The terms "fragment" or "antibody fragment" refer to a polypeptide derived from an antibody polypeptide molecule (e.g., an antibody heavy and/or light chain polypeptide) that does not comprise a full-length antibody polypeptide, but that still comprises at least a portion of a fu II- length antibody polypeptide that is capable of binding to an antigen. Antibody fragments can comprise a cleaved portion of a full length antibody polypeptide, although the term is not limited to such cleaved fragments. Antibody fragments that are useful in the present disclosure include, for example, Fab fragments, F(ab')2 fragments, scFv (single-chain Fv) fragments, linear antibodies, monospecific or multispecific antibody fragments such as bispecific, trispecific, and multispecific antibodies (e.g., diabodies, triabodies, tetrabodies), minibodies, chelating recombinant antibodies, tribodies or bibodies, intrabodies, nanobodies, small modular immunopharmaceuticals (SMIP), binding-domain immunoglobulin fusion proteins, camelized antibodies, and VHH containing antibodies. Additional examples of antigen-binding antibody fragments are known in the art.

The terms "Complementarity-determining region" or "CDR" refer to short polypeptide sequences within the variable region of both heavy and light chain polypeptides that are primarily responsible for mediating specific antigen recognition. The term "framework region" refers to amino acid sequences within the variable region of both heavy and light chain polypeptides that are not CDR sequences, and are primarily responsible for maintaining correct positioning of the CDR sequences to permit antigen binding. Although the framework regions themselves typically do not directly participate in antigen binding, as is known in the art, certain residues within the framework regions of certain antibodies can directly participate in antigen binding or can affect the ability of one or more amino acids in CDRs to interact with antigen.

Exemplary antibodies are anti PCSK-9 mAb (e.g., Alirocumab), anti IL-6 mAb (e.g., Sarilumab), and anti IL-4 mAb (e.g., Dupilumab).

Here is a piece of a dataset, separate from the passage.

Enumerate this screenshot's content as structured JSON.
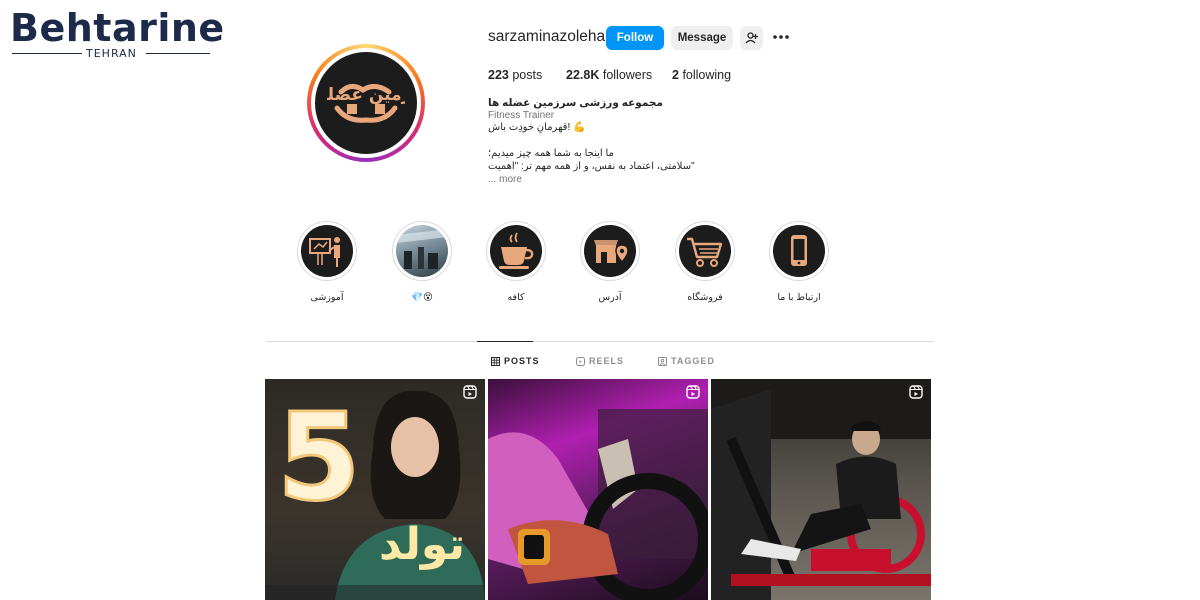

The compounds described herein may be used in pharmaceutical formulations comprising (a) the compound(s) or pharmaceutically acceptable salts thereof, and (b) a pharmaceutically acceptable carrier. The compounds may also be used in pharmaceutical formulations that include one or more other active pharmaceutical ingredients or in pharmaceutical formulations in which the present compound or a pharmaceutically acceptable salt thereof is the only active ingredient. Accordingly, the pharmaceutical formulations of the present disclosure encompass any formulation made by admixing a compound described herein and a pharmaceutically acceptable carrier.

Pharmaceutically acceptable salts of any drug described herein are also contemplated for use in drug delivery devices. Pharmaceutically acceptable salts are for example acid addition salts and basic salts. Acid addition salts are e.g. HCI or HBr salts. Basic salts are e.g. salts having a cation selected from an alkali or alkaline earth metal, e.g. Na+, or K+, or Ca2+, or an ammonium ion N+(R1 )(R2)(R3)(R4), wherein R1 to R4 independently of each other mean: hydrogen, an optionally substituted C1 C6-alkyl group, an optionally substituted C2-C6-alkenyl group, an optionally substituted C6-C10-aryl group, or an optionally substituted C6-C10- heteroaryl group. Further examples of pharmaceutically acceptable salts are known to those of skill in the arts.

Pharmaceutically acceptable solvates are for example hydrates or alkanolates such as methanolates or ethanolates.

Those of skill in the art will understand that modifications (additions and/or removals) of various components of the substances, formulations, apparatuses, methods, systems and embodiments described herein may be made without departing from the full scope and spirit of the present disclosure, which encompass such modifications and any and all equivalents thereof.